Computer Vision and Pattern Recognition,Artificial Intelligence,Information Retrieval
What problem does this paper attempt to address?
The main problem that this paper attempts to solve is the limitations of current document content extraction methods in terms of diversity and comprehensive evaluation. Specifically: 1. **Limited document types**: Current evaluations mainly focus on a single type of academic papers, while real - world application scenarios include textbooks, exam papers, financial reports, newspapers, magazines and other types of documents. 2. **Monotonous evaluation dimensions**: Module - based methods usually only evaluate specific algorithm modules, such as OCR, layout detection or formula recognition, while the quality of the overall parsing results requires more comprehensive evaluation metrics. 3. **Inadequate evaluation metrics**: Although multi - modal large - model methods attempt to evaluate document parsing quality from multiple dimensions, commonly used evaluation metrics (such as BLEU scores or edit distances) cannot accurately and fairly evaluate the parsing effect when dealing with markup languages such as LaTeX or HTML. To meet these challenges, the paper proposes a new multi - source benchmark named OmniDocBench, aiming to promote the development of automatic document content extraction technology.
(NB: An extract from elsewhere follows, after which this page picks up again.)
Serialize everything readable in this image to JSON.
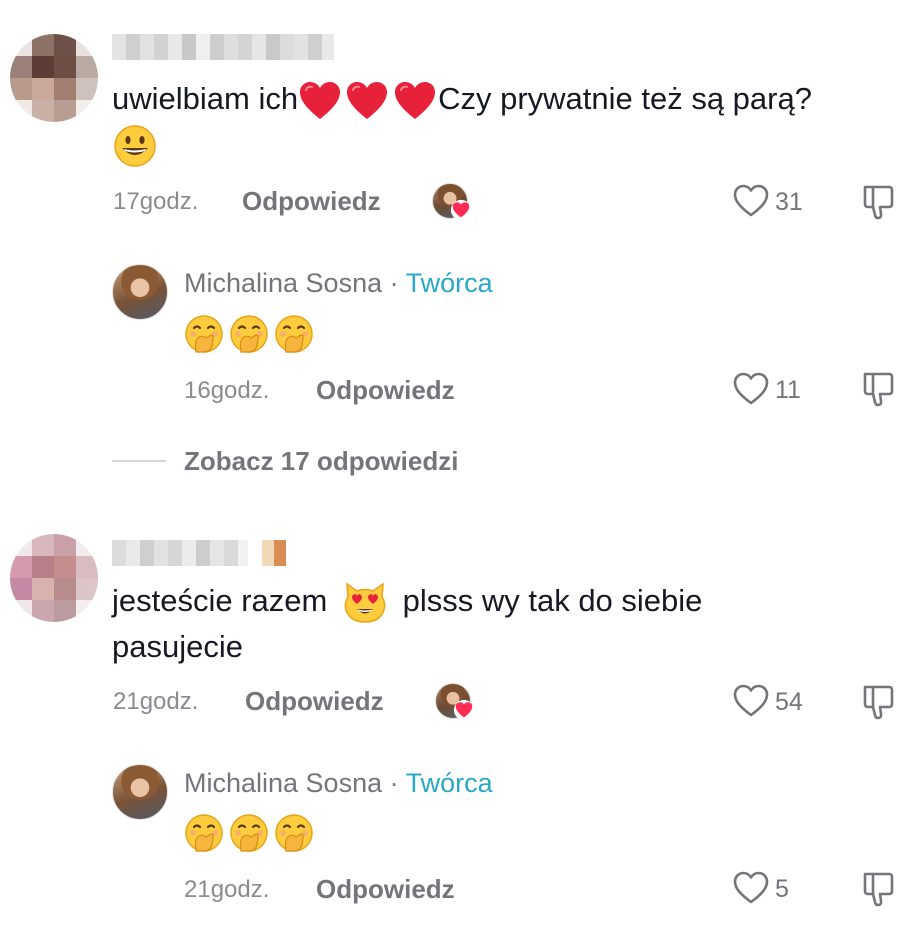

OmniDocBench has the following characteristics: - **High - quality and diverse evaluation sets**: Through automated annotation, manual verification and expert review, a comprehensive, detailed and high - quality evaluation set containing nine different types of document pages has been constructed. - **Support for flexible and comprehensive evaluation dimensions**: The evaluation set covers 19 layout category labels and 14 attribute labels, supporting evaluation from the overall, individual modules or different data types. - **Comprehensive evaluation of mainstream methods**: Based on OmniDocBench, a comprehensive evaluation of the current mainstream modular pipeline and end - to - end large - model methods has been carried out, providing a fair evaluation of existing methods and summarizing the shortcomings of current document parsing methods, thereby guiding the further development of document parsing technology. Through these contributions, OmniDocBench has established a strong, diverse and fair evaluation standard in the field of document content extraction, providing important insights for future progress and development.